Mr. Carlyle ordered the pony carriage, and drove forth with John. He drew in at the grove. Barbara and Mrs. Hare were seated together, and looked surprised at the early visit.
“Do you want Mr. Hare, Archibald? He is out. He went while the breakfast was on the table, apparently in a desperate hurry.”
“I don’t want Mr. Hare; I want Barbara. I have come to carry her off.”
“To carry off Barbara!” echoed Mrs. Hare.
“Cornelia is not well; she had caught a violent cold, and wishes Barbara to spend the day with her.”
“Oh, Mr. Carlyle, I cannot leave mamma to-day. She is not well herself, and she would be dull without me.”
“Neither can I spare her, Archibald. It is not a day for Barbara to go out.”

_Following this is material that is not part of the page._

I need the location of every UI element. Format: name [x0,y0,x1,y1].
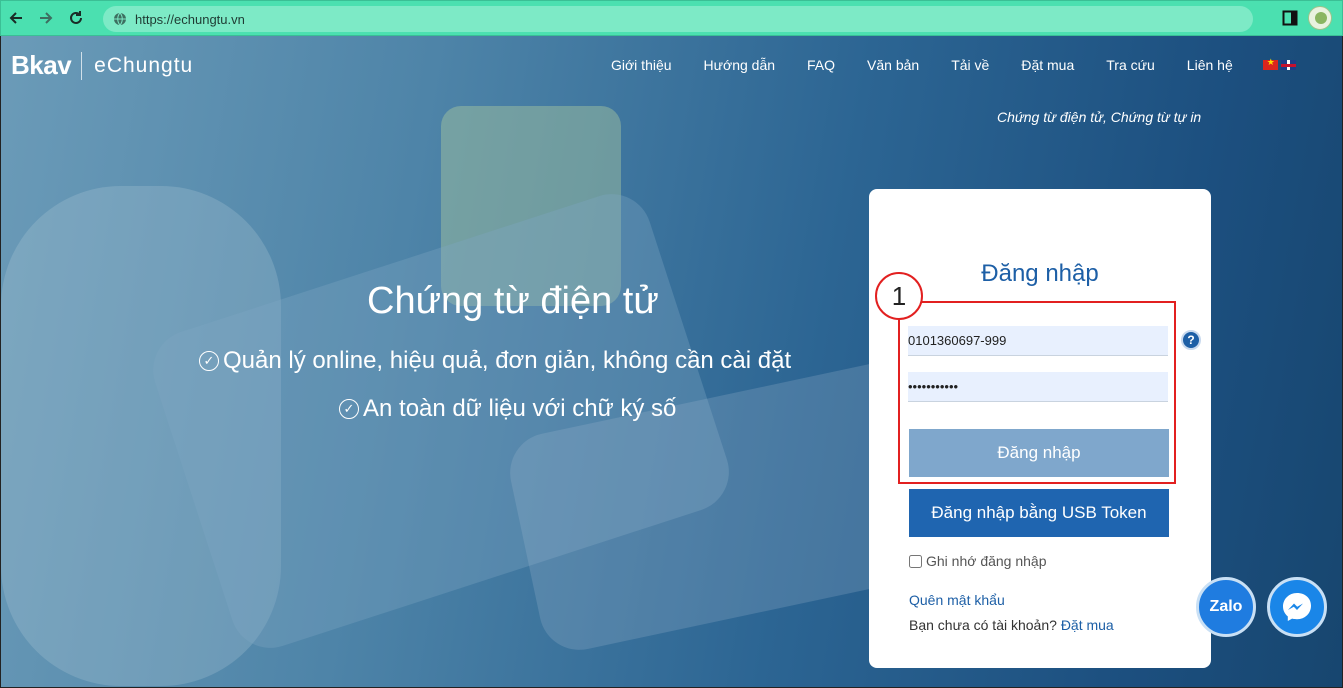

How could he get to say a word to Barbara alone? Whilst he deliberated, talking on, though, all the while to Mrs. Hare, a servant appeared at the sitting-room door.
“The fishmonger’s boy is come up, ma’am. His master has sent him to say that he fears there’ll be no fish in to-day, in anything like time. The trains won’t get up, with this weather.”
Mrs. Hare rose from her seat to hold a confab at the door with the maid; and Mr. Carlyle seized his opportunity.